Poul Weihrauch, Mars CEO said: "2050 can seem to be in the distant future, but the progress we make in the next seven years is critical. My generation of CEOs has the ability and responsibility to deliver actual emission reductions and put business on a clear path to Net Zero by 2050. That's why Mars is committed to delivering a 50% reduction in GHG by 2030. We cannot wait for the economy to improve; we must push forward with investments that protect our business today and in the future. As I have said before, profit and purpose are not enemies. Investment in climate is not a trade-off between planet and productivity, or between environment and employment. Consumers and our Associates clearly want both – and so do we. Investing in emissions reductions is sound business policy, it is achievable, affordable, and it is absolutely necessary."

Read more about Mars’ procurement pathway to net-zero.    

3 - L’Oreal’s ‘Buy & Care’ partner programme

Sector: Beauty 

L’Oreal formed their sustainable purchasing policy into a global programme with their partners called L’Oreal Buy & Care, to help the purchasing team select, support and evaluate suppliers as part of their strategy. This program has made ethical values a part of the everyday work of their buyers, establishing a common standard for the whole of the organisation.

The monitoring of suppliers’ performance, in terms of responsibility, is carried out using indicators of ethical, social and environmental criteria and since 2002, audits of social and Safety, Hygiene and Environmental standards have been conducted throughout the supply chain, covering every single supplier around the world. They are carried out by independent companies, and these audits provide a rigorous monitoring of suppliers’ commitments in the field and among their employees.

Read more about L’Oreal’s Buy & Care partner programme.

2 - Unilever’s Partner with Purpose programme

Sector:  Consumer goods 

The Unilever Partner with Purpose programme aims to take purpose-led partnerships to inspire industry-leading innovations, and aid sustainability efforts. The programme was first launched in 2020 and is an evolution in the way the company partners to continually respond to new and emerging consumer trends. They are using it to get closer to their partners by encouraging more responsible and transparent innovation to deliver on their ambitious commitments and generate mutual growth.

“The way we partner allows us to continually respond to emerging consumer trends. It’s about encouraging responsible and transparent innovation to deliver on our ambitious sustainability commitments and generate mutual growth,” explains Chief Procurement Officer, Willem Uijen. “We’re continually expanding the programme with new partners and increasing its scope with existing partners.”

Read more about Unilever’s Partner with Purpose programme

1 - Nestle and ‘climate-smart sourcing’

Sector:  Food and beverage

A detailed analysis of Nestlé’s greenhouse gas emissions when setting their 2018 baseline showed that 95% of their footprint was made up of Scope 3 emissions from activities in their

supply chain such as farming and land use, and just 5% was Scope 1 and 2 emissions from their own operations.  One of the approaches the company is taking to tackle emissions is their global supply chain and procurement operations.
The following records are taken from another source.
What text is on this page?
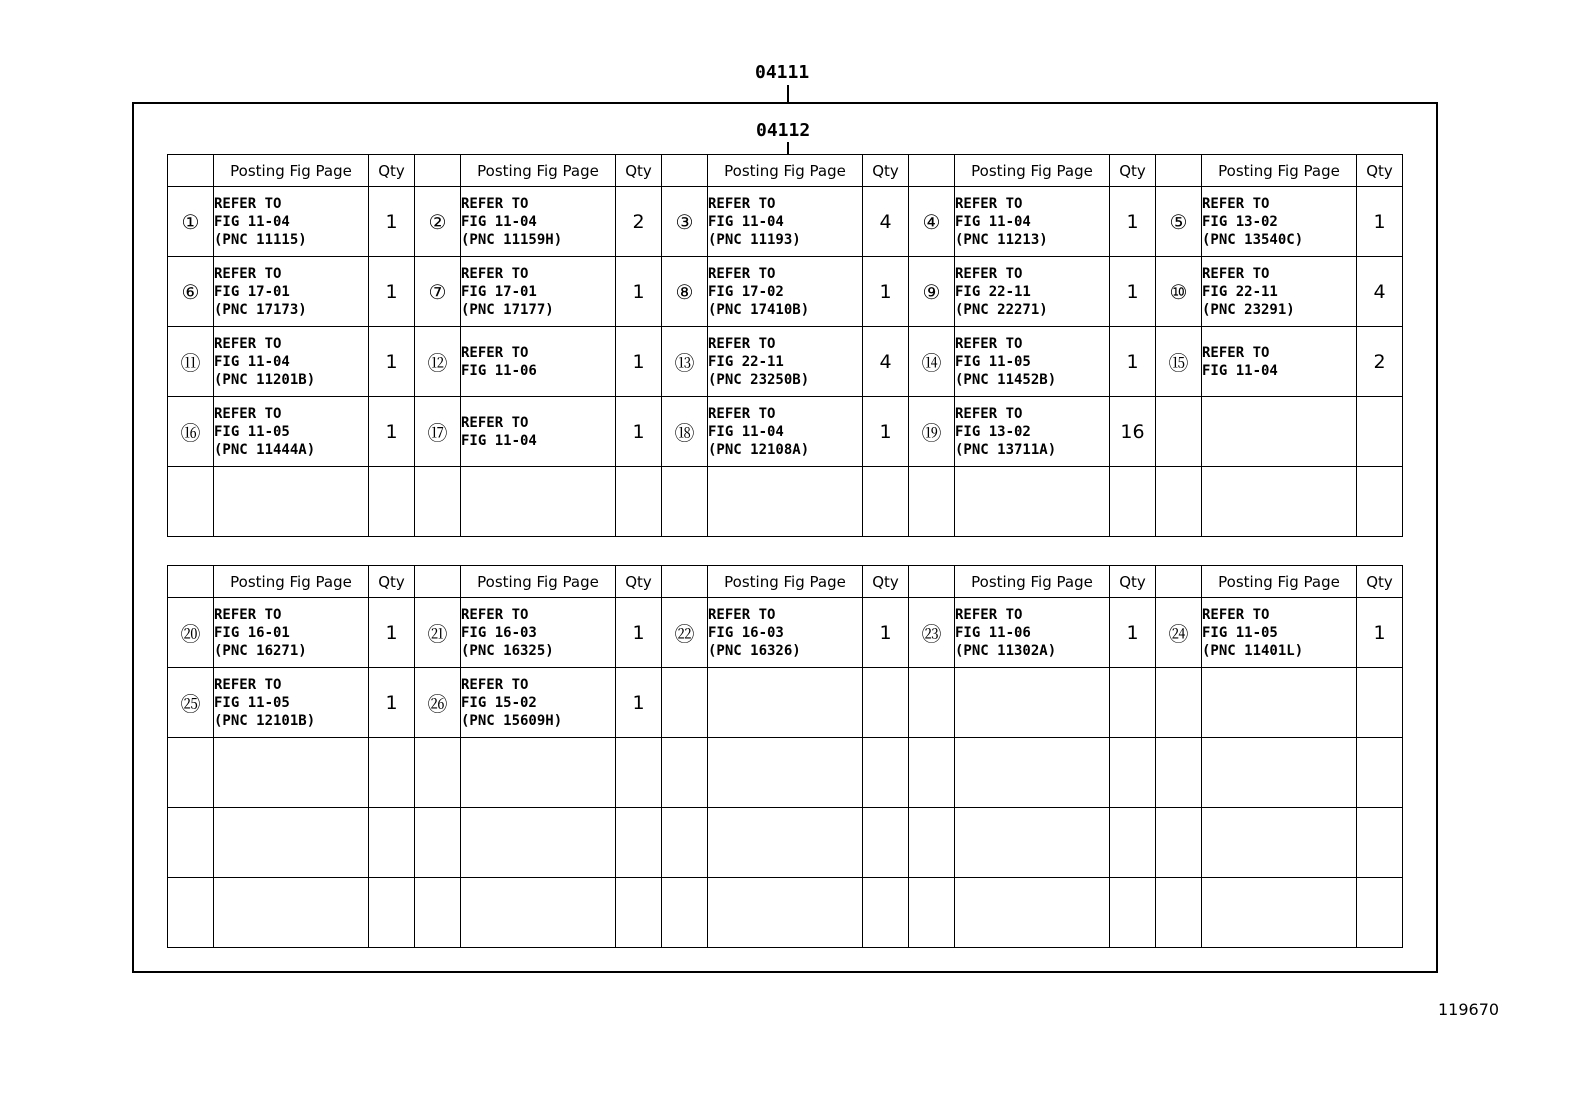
04111
04112
	Posting Fig Page	Qty		Posting Fig Page	Qty		Posting Fig Page	Qty		Posting Fig Page	Qty		Posting Fig Page	Qty
①	REFER TO
FIG 11-04
(PNC 11115)	1	②	REFER TO
FIG 11-04
(PNC 11159H)	2	③	REFER TO
FIG 11-04
(PNC 11193)	4	④	REFER TO
FIG 11-04
(PNC 11213)	1	⑤	REFER TO
FIG 13-02
(PNC 13540C)	1
⑥	REFER TO
FIG 17-01
(PNC 17173)	1	⑦	REFER TO
FIG 17-01
(PNC 17177)	1	⑧	REFER TO
FIG 17-02
(PNC 17410B)	1	⑨	REFER TO
FIG 22-11
(PNC 22271)	1	⑩	REFER TO
FIG 22-11
(PNC 23291)	4
⑪	REFER TO
FIG 11-04
(PNC 11201B)	1	⑫	REFER TO
FIG 11-06	1	⑬	REFER TO
FIG 22-11
(PNC 23250B)	4	⑭	REFER TO
FIG 11-05
(PNC 11452B)	1	⑮	REFER TO
FIG 11-04	2
⑯	REFER TO
FIG 11-05
(PNC 11444A)	1	⑰	REFER TO
FIG 11-04	1	⑱	REFER TO
FIG 11-04
(PNC 12108A)	1	⑲	REFER TO
FIG 13-02
(PNC 13711A)	16			

	Posting Fig Page	Qty		Posting Fig Page	Qty		Posting Fig Page	Qty		Posting Fig Page	Qty		Posting Fig Page	Qty
⑳	REFER TO
FIG 16-01
(PNC 16271)	1	㉑	REFER TO
FIG 16-03
(PNC 16325)	1	㉒	REFER TO
FIG 16-03
(PNC 16326)	1	㉓	REFER TO
FIG 11-06
(PNC 11302A)	1	㉔	REFER TO
FIG 11-05
(PNC 11401L)	1
㉕	REFER TO
FIG 11-05
(PNC 12101B)	1	㉖	REFER TO
FIG 15-02
(PNC 15609H)	1									

119670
In different parts of the world, farmers are at different stages of the transition toward regenerative and more sustainable agriculture practices. One method the company is following to reduce their footprint is by switching procurement to suppliers in locations that already have regenerative agriculture practices in place.  This is being done simultaneously while helping farmers in other regions who are not so compliant to make the transition as well.

In Nestlé’s Creating Shared Value Sustainability Report, the Head of Climate Change and Sustainable Sourcing Benjamin Ware explains that climate smart sourcing is a key tool for them to utilise.

“The bulk of our carbon footprint is already present when we purchase raw materials such as dairy, coffee, cocoa, palm oil and meat,” he explains. “Packaging and shipping are much less significant – only a fraction of the carbon footprint compared with how the raw material is produced. This means selecting ingredients produced using climate-smart practices can make a significant difference, even if they are shipped from further away.”